Une nouvelle vague de projets de stockage par batteries à grande échelle révèle un seuil de compétitivité inédit autour de $65/MWh pour le “energy shifting” sans inclure le coût de l’électricité de charge. Ce niveau, calculé hors taxes et hors composants chinois, repose sur des hypothèses techniques et financières désormais considérées comme atteignables dans des projets bénéficiant de contrats garantis à long terme. Plusieurs appels d’offres récents en Inde, en Arabie saoudite et en Italie confirment cette tendance, malgré des disparités régionales sur les conditions d’exécution et la robustesse des modèles économiques.
Des enchères structurantes pour les prix et les garanties
En Italie, le mécanisme MACSE mené par le gestionnaire de réseau Terna a attribué 1,1 GW de capacité de stockage avec des contrats de 15 ans à prix fixe. Des groupes tels qu’Enel et Plenitude (filiale d’Eni) figurent parmi les lauréats. En Arabie saoudite, les projets à Tabuk et Hail intègrent des batteries fournies par HiTHIUM et des travaux confiés à Alfanar, reflétant une approche industrielle basée sur la standardisation. En Inde, les enchères pilotées par la Rajasthan Rajya Vidyut Utpadan Nigam Limited (RVUNL) atteignent des prix planchers, appuyés par des subventions publiques, mais soulèvent des inquiétudes sur la viabilité technique des projets.
Un modèle économique rendu viable par le coût du capital
Le seuil de $65/MWh repose sur une hypothèse de taux d’actualisation à 7 %, une durée de vie de 20 ans et un rendement de 90 %. Ce niveau de performance n’est accessible que si les revenus sont garantis, ce qui exclut les projets opérant sur des marchés entièrement dérégulés. Le coût d’investissement estimé autour de $125/kWh comprend des équipements importés de Chine à hauteur de $75/kWh, complétés par $50/kWh de coûts d’installation, dont les frais de raccordement restent un facteur de volatilité.
Une filière confrontée à un dilemme géopolitique
Le modèle actuel repose en grande partie sur une chaîne d’approvisionnement d’origine chinoise, condition sine qua non pour atteindre les niveaux de prix observés. Les États-Unis, via la réglementation sur les “Foreign Entities of Concern” (FEOC), et l’Union européenne, à travers des dispositifs de soutien au contenu local, cherchent à limiter cette dépendance. En Italie, un appel d’offres distinct pour du solaire “non fabriqué en Chine” a révélé un écart de coût significatif, illustrant la prime imposée par des critères géopolitiques.
Vers une segmentation du marché et un nouveau rôle des régulateurs
Face à la chute des spreads jour/nuit, les modèles économiques se réorientent vers la rémunération de services auxiliaires et de capacité.

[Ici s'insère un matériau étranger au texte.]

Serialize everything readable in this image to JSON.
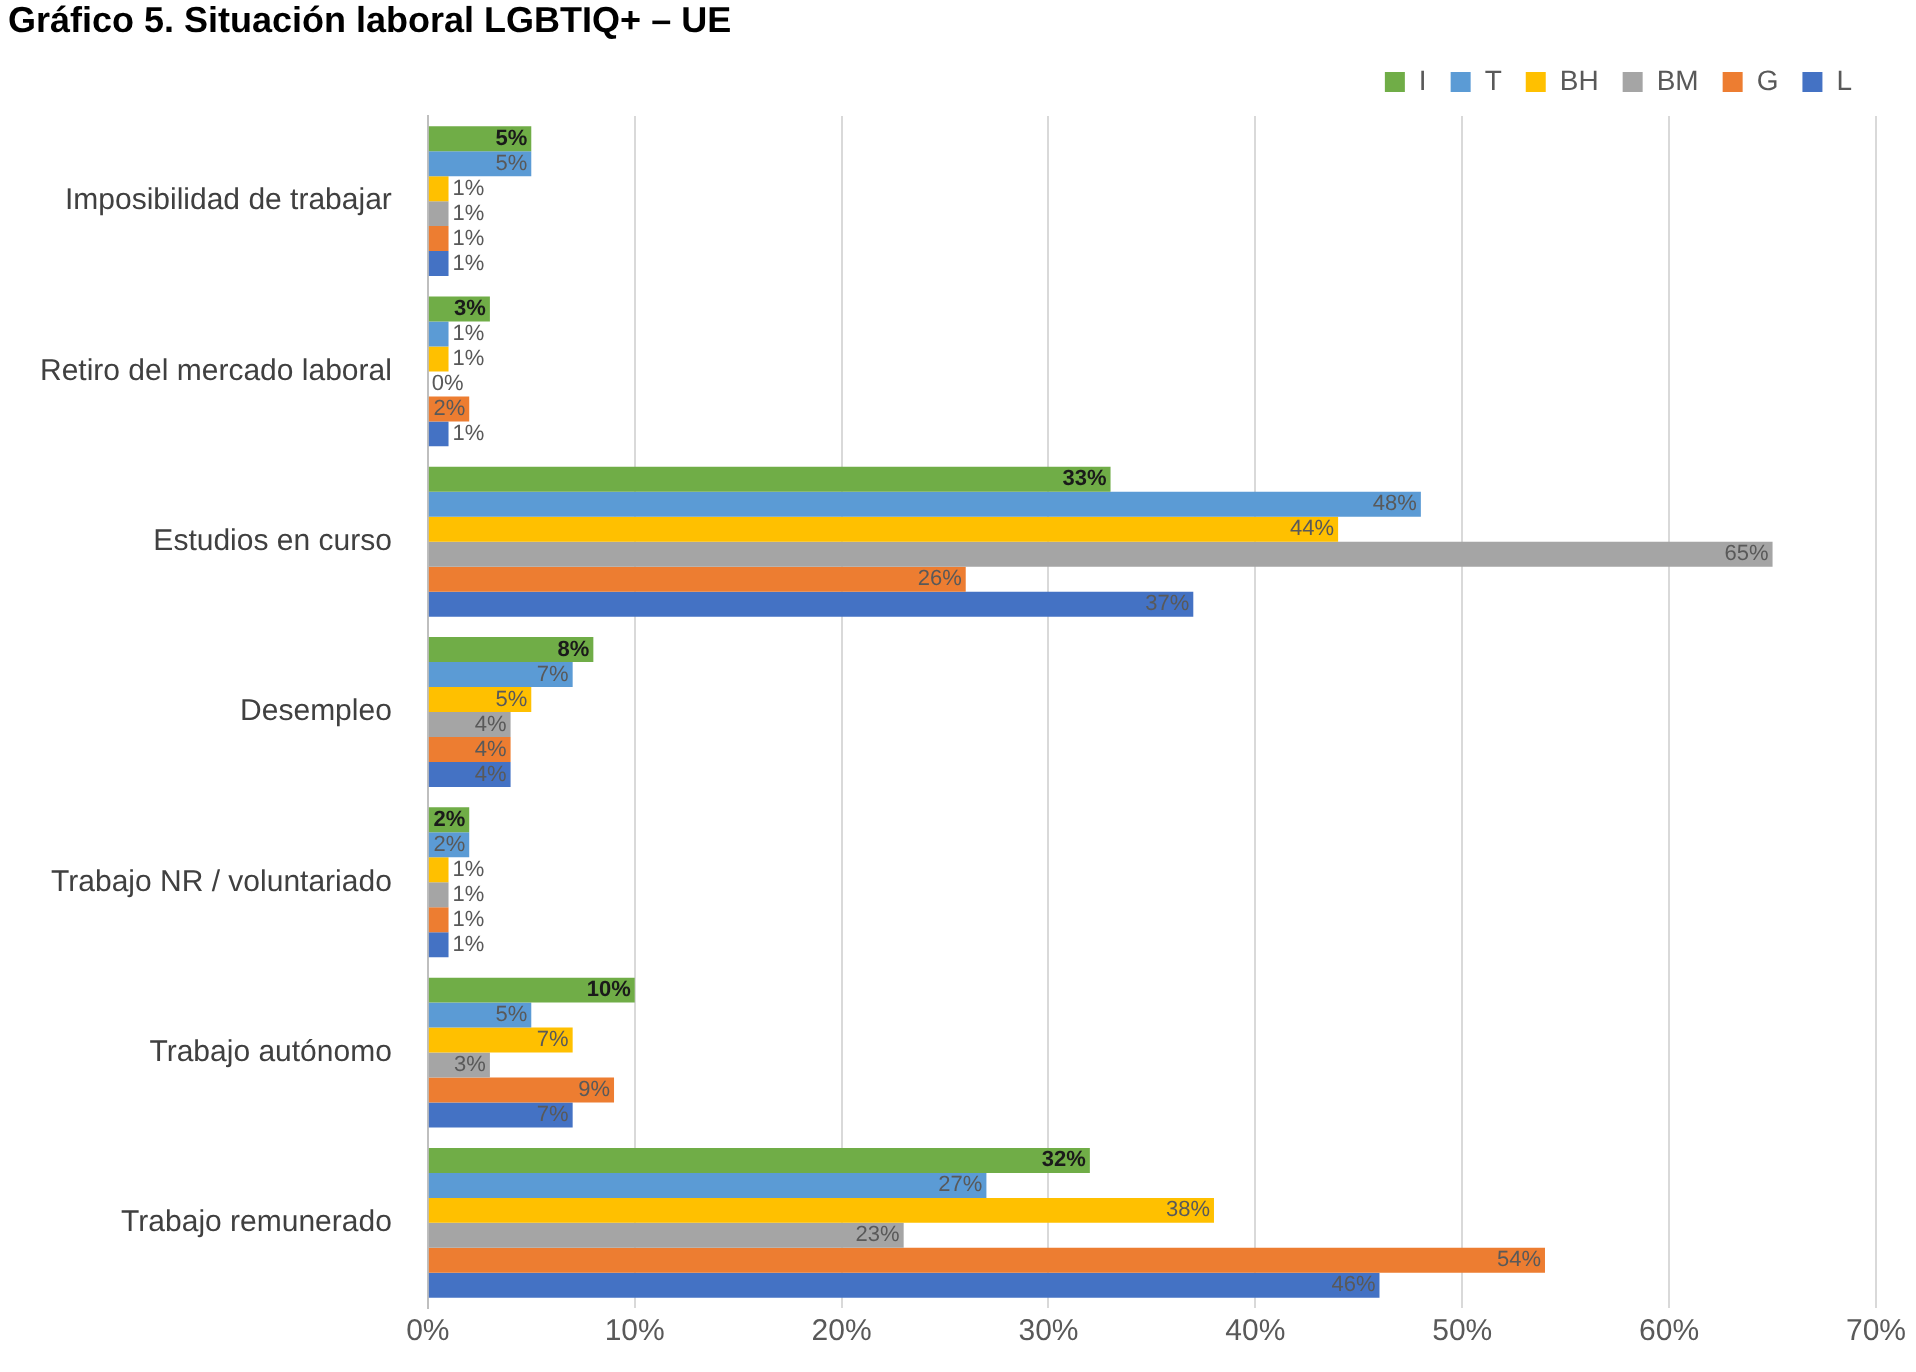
{
  "chart_data": {
    "type": "bar",
    "orientation": "horizontal",
    "title": "Gráfico 5. Situación laboral LGBTIQ+ – UE",
    "categories": [
      "Imposibilidad de trabajar",
      "Retiro del mercado laboral",
      "Estudios en curso",
      "Desempleo",
      "Trabajo NR / voluntariado",
      "Trabajo autónomo",
      "Trabajo remunerado"
    ],
    "series": [
      {
        "name": "I",
        "color": "#70ad47",
        "values": [
          5,
          3,
          33,
          8,
          2,
          10,
          32
        ],
        "value_labels": [
          "5%",
          "3%",
          "33%",
          "8%",
          "2%",
          "10%",
          "32%"
        ]
      },
      {
        "name": "T",
        "color": "#5b9bd5",
        "values": [
          5,
          1,
          48,
          7,
          2,
          5,
          27
        ],
        "value_labels": [
          "5%",
          "1%",
          "48%",
          "7%",
          "2%",
          "5%",
          "27%"
        ]
      },
      {
        "name": "BH",
        "color": "#ffc000",
        "values": [
          1,
          1,
          44,
          5,
          1,
          7,
          38
        ],
        "value_labels": [
          "1%",
          "1%",
          "44%",
          "5%",
          "1%",
          "7%",
          "38%"
        ]
      },
      {
        "name": "BM",
        "color": "#a5a5a5",
        "values": [
          1,
          0,
          65,
          4,
          1,
          3,
          23
        ],
        "value_labels": [
          "1%",
          "0%",
          "65%",
          "4%",
          "1%",
          "3%",
          "23%"
        ]
      },
      {
        "name": "G",
        "color": "#ed7d31",
        "values": [
          1,
          2,
          26,
          4,
          1,
          9,
          54
        ],
        "value_labels": [
          "1%",
          "2%",
          "26%",
          "4%",
          "1%",
          "9%",
          "54%"
        ]
      },
      {
        "name": "L",
        "color": "#4472c4",
        "values": [
          1,
          1,
          37,
          4,
          1,
          7,
          46
        ],
        "value_labels": [
          "1%",
          "1%",
          "37%",
          "4%",
          "1%",
          "7%",
          "46%"
        ]
      }
    ],
    "xlim": [
      0,
      70
    ],
    "xticks": [
      {
        "value": 0,
        "label": "0%"
      },
      {
        "value": 10,
        "label": "10%"
      },
      {
        "value": 20,
        "label": "20%"
      },
      {
        "value": 30,
        "label": "30%"
      },
      {
        "value": 40,
        "label": "40%"
      },
      {
        "value": 50,
        "label": "50%"
      },
      {
        "value": 60,
        "label": "60%"
      },
      {
        "value": 70,
        "label": "70%"
      }
    ],
    "grid": "x",
    "legend": "top right"
  }
}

Cela pousse les régulateurs à intégrer des critères techniques renforcés dans les appels d’offres, notamment en Inde, où des prix trop bas ont généré des craintes sur la qualité des équipements et la sécurité incendie. Le développement des projets hybrides associant solaire photovoltaïque et stockage co-localisé devient également une réponse aux limitations croissantes de raccordement.
Les entreprises confrontées à une nouvelle grille d’exigences
Les développeurs capables de maîtriser à la fois les contrats de long terme, les conditions de raccordement et la traçabilité de la supply chain disposent d’un avantage compétitif. Pour les fabricants, la pression sur les marges s’accentue, avec une montée en exigence sur les garanties de performance et de sécurité. Les opérateurs de réseaux électriques, quant à eux, s’appuient sur des mécanismes régulés pour éviter la volatilité des prix et des capacités dans le cadre d’une industrialisation du stockage.